In 1954 he was a member of a Cambridge University party attempting the first ascent of Rakaposhi. The team was led by Alfred Tissières and also included Roger Chorley and Major General Mian Hayaud Din, the Chief of General Staff of the Pakistan Army and liaison officer. They approached by the south-west spur but only reached 6340 m. A contemporary film of the expedition is in the public domain.

Two years later, on 25 May 1955, he and Joe Brown became the first climbers to ascend Kangchenjunga, the third highest mountain in the world on the 1955 British Kangchenjunga expedition. Out of respect for the religious feelings of the people of Nepal and Sikkim, they stopped about ten feet below the actual summit. Extracts relating to the summit days, from the diary that Band kept during the trip, have been published online. It was 22 years before the mountain was climbed again.

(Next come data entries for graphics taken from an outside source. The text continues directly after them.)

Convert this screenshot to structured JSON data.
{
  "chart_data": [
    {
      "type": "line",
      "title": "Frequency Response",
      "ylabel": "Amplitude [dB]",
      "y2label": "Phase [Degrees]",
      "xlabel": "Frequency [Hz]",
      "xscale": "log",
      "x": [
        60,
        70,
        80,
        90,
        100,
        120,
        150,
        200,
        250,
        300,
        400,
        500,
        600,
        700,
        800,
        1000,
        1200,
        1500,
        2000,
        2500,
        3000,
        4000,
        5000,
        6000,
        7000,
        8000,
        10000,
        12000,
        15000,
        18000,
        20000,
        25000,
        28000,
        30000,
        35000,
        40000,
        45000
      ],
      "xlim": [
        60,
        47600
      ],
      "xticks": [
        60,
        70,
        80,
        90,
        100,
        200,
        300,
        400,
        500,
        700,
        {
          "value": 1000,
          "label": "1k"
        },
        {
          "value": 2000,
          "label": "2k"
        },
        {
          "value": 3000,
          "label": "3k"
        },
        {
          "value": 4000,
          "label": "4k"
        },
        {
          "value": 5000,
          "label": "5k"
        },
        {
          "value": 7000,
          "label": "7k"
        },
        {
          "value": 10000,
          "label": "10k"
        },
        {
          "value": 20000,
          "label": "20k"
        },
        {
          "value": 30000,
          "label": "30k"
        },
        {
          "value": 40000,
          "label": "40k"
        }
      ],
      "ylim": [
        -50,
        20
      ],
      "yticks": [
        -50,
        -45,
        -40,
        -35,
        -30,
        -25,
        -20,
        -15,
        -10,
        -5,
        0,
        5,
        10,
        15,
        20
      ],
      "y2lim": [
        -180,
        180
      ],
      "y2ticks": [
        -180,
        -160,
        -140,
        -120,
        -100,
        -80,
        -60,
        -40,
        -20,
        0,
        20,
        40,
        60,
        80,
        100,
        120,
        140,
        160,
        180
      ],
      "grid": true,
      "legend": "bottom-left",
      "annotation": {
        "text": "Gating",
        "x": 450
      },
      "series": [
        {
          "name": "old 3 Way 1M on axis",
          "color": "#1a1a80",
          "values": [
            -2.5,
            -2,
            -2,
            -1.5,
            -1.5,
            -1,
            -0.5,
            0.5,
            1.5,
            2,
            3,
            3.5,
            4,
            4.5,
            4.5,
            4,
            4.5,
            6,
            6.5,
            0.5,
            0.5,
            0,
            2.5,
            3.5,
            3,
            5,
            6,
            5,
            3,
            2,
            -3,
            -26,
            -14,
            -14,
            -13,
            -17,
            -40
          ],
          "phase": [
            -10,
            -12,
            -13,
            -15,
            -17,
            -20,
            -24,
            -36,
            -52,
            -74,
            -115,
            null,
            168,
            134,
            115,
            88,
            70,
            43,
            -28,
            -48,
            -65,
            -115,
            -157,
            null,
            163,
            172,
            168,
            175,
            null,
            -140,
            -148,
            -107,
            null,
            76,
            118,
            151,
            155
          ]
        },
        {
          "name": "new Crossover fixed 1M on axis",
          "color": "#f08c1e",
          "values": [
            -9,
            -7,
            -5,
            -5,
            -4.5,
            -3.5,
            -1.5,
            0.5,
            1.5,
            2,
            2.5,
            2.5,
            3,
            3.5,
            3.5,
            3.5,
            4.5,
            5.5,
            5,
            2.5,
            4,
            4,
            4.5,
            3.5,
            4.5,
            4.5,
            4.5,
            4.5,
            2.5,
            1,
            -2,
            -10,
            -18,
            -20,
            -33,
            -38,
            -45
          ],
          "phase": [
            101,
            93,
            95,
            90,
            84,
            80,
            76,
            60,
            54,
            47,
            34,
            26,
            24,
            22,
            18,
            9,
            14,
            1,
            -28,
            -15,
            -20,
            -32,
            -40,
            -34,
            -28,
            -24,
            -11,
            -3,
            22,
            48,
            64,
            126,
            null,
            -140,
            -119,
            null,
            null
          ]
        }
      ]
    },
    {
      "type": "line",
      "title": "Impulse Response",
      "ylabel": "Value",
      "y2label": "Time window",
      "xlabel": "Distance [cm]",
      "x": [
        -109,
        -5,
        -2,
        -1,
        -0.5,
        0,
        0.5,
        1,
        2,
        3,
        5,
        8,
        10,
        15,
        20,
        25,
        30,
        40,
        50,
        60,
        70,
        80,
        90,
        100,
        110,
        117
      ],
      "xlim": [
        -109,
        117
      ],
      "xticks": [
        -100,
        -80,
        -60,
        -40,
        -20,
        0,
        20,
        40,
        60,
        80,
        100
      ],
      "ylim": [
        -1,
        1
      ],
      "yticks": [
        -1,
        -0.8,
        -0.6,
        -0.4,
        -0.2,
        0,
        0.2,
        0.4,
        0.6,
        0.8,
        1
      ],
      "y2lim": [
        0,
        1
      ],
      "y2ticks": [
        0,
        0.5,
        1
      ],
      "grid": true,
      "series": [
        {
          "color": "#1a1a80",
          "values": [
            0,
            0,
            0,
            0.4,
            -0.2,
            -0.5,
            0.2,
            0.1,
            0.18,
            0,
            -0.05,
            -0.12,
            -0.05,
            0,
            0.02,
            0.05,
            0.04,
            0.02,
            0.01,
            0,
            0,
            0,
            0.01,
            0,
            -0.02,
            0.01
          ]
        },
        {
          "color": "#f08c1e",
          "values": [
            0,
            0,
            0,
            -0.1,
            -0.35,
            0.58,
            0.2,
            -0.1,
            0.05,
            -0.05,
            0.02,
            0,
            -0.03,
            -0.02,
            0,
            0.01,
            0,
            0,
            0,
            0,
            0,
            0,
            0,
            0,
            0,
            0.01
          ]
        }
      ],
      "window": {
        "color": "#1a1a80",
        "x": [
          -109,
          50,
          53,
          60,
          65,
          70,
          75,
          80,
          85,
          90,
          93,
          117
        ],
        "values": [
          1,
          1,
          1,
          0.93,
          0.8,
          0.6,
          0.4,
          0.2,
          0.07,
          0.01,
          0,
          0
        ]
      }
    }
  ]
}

In 1956 he joined an expedition led by John Kempe to attempt the first ascent of Huaguruncho in Peru. As well as Kempe and Band the party included, Dr. Don Stafford Matthews, John Streetly, Jack Tucker and Mike Westmacott. Streetly and Westmacott successfully reached the summit on 17 August 1956. Band, Streetly, and Westmacott subsequently climbed the west peak.

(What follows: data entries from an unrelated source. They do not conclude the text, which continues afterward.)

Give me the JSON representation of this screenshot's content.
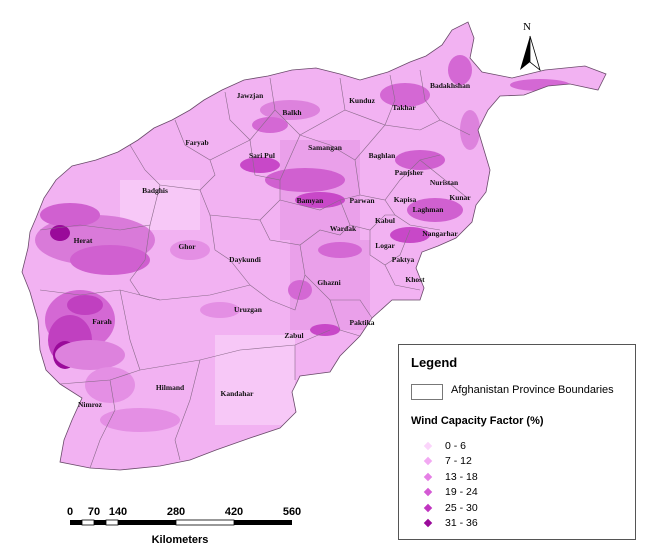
{
  "north_label": "N",
  "provinces": [
    "Badakhshan",
    "Takhar",
    "Kunduz",
    "Balkh",
    "Jawzjan",
    "Faryab",
    "Sari Pul",
    "Samangan",
    "Baghlan",
    "Panjsher",
    "Nuristan",
    "Badghis",
    "Bamyan",
    "Parwan",
    "Kapisa",
    "Kunar",
    "Laghman",
    "Herat",
    "Ghor",
    "Wardak",
    "Kabul",
    "Nangarhar",
    "Logar",
    "Daykundi",
    "Paktya",
    "Ghazni",
    "Khost",
    "Uruzgan",
    "Farah",
    "Paktika",
    "Zabul",
    "Hilmand",
    "Nimroz",
    "Kandahar"
  ],
  "legend": {
    "title": "Legend",
    "boundary_label": "Afghanistan Province Boundaries",
    "wind_title": "Wind Capacity Factor (%)",
    "classes": [
      {
        "label": "0 - 6",
        "color": "#fbd5fb"
      },
      {
        "label": "7 - 12",
        "color": "#f2a9f2"
      },
      {
        "label": "13 - 18",
        "color": "#e57fe5"
      },
      {
        "label": "19 - 24",
        "color": "#d45ad4"
      },
      {
        "label": "25 - 30",
        "color": "#c034c0"
      },
      {
        "label": "31 - 36",
        "color": "#9a0a9a"
      }
    ]
  },
  "scale_bar": {
    "ticks": [
      "0",
      "70",
      "140",
      "280",
      "420",
      "560"
    ],
    "units": "Kilometers"
  },
  "colors": {
    "base_fill": "#f2b2f2",
    "boundary": "#8a6a8a"
  }
}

After the successful ascent of Everest John Hunt obtain permission from the "U.S.S.R. Mountaineering Section", part of the Soviet Central Sports Council, for an expedition to the Caucasus Mountains to climb in the area of the Bezengi Glacier and Ushba in 1958. George Band, Chris Brasher and Alan Blackshaw were included in Hunt's party and a number of Soviet mountaineers joined them on various ascents, including Yevgeniy (Eugene) Gippenreiter. Band made the first ascent of the south buttress of the east peak of Dykh-Tau 5198 m.

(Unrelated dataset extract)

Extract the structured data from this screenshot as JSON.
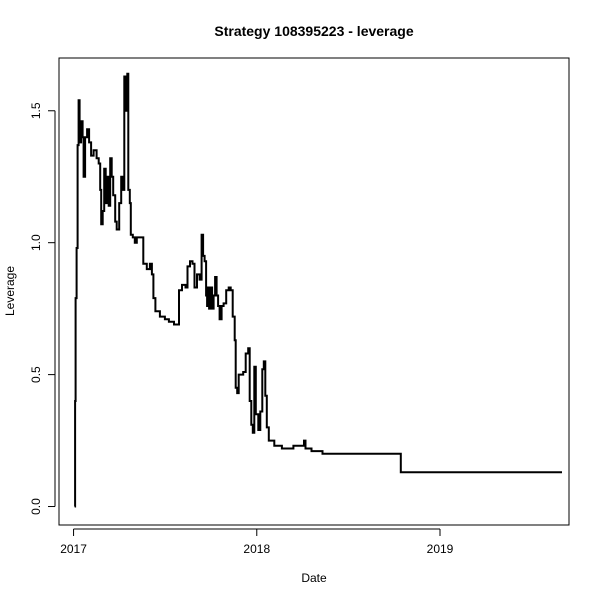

Following these early mountaineering successes, Band spent most of his professional life in oil and gas exploration with Shell. One of his early postings took him to Venezuela and his first evening in the country coincided with a visit by Lord Tangley, then President of the Alpine Club. They were invited for dinner at the British embassy by Douglas Busk, the British Ambassador, who was also a mountaineer. That meeting resulted in a visit to the Sierra Nevada de Mérida and the first ascents of the rock spire of El Vertigo and of the south-west face of El Abanic.

==Professional Life==
Other postings with Shell took him to Bangladesh and Oman as well as The Hague. Later he moved into executive roles including an appointment as Managing Director of Shell in Sarawak and Sabah and from 1976-1980 he was Director of Shell UK Exploration and Production when their major North Sea oil discoveries were starting to come into production. In 1983 he was appointed Director General of the UK Offshore Operators Association, representing oil and gas companies operating on the UK continental shelf and after retirement in 1990 he became Vice-Chairman of Premier Oil (1990-1993).

==Later life==
He was President of the Alpine Club (1987–1989) and the British Mountaineering Council (1996-1999). He continued to travel widely after retirement, leading adventure treks to India, Central Asia, Nepal, Sikkim and Bhutan and in 2005, aged 76, made the trek to re-visit the south-west Base Camp of Kangchenjunga in Nepal.

He wrote the books, Road to Rakaposhi and in 2003, Everest 50 Years on Top of the World (the official history - Mount Everest Foundation, Royal Geographical Society and the Alpine Club). In 2007 he wrote " Summit", a book celebrating 150 years of the Alpine Club. He was Chairman of the Himalayan Trust (UK). George Band was an Appeal Patron for BSES Expeditions, a youth development charity that operates challenging scientific research expeditions to remote wilderness environments.

George Band was appointed Officer of the Order of the British Empire (OBE) in the 2009 New Year Honours.

George Band died of natural causes in Hampshire, England, UK, on 26 August 2011, aged 82.

== Books published ==
- Road to Rakaposhi (1955)
- Everest: 50 Years on Top of the World (2003)
- Summit (2006), a celebration of 150 years of the Alpine Club.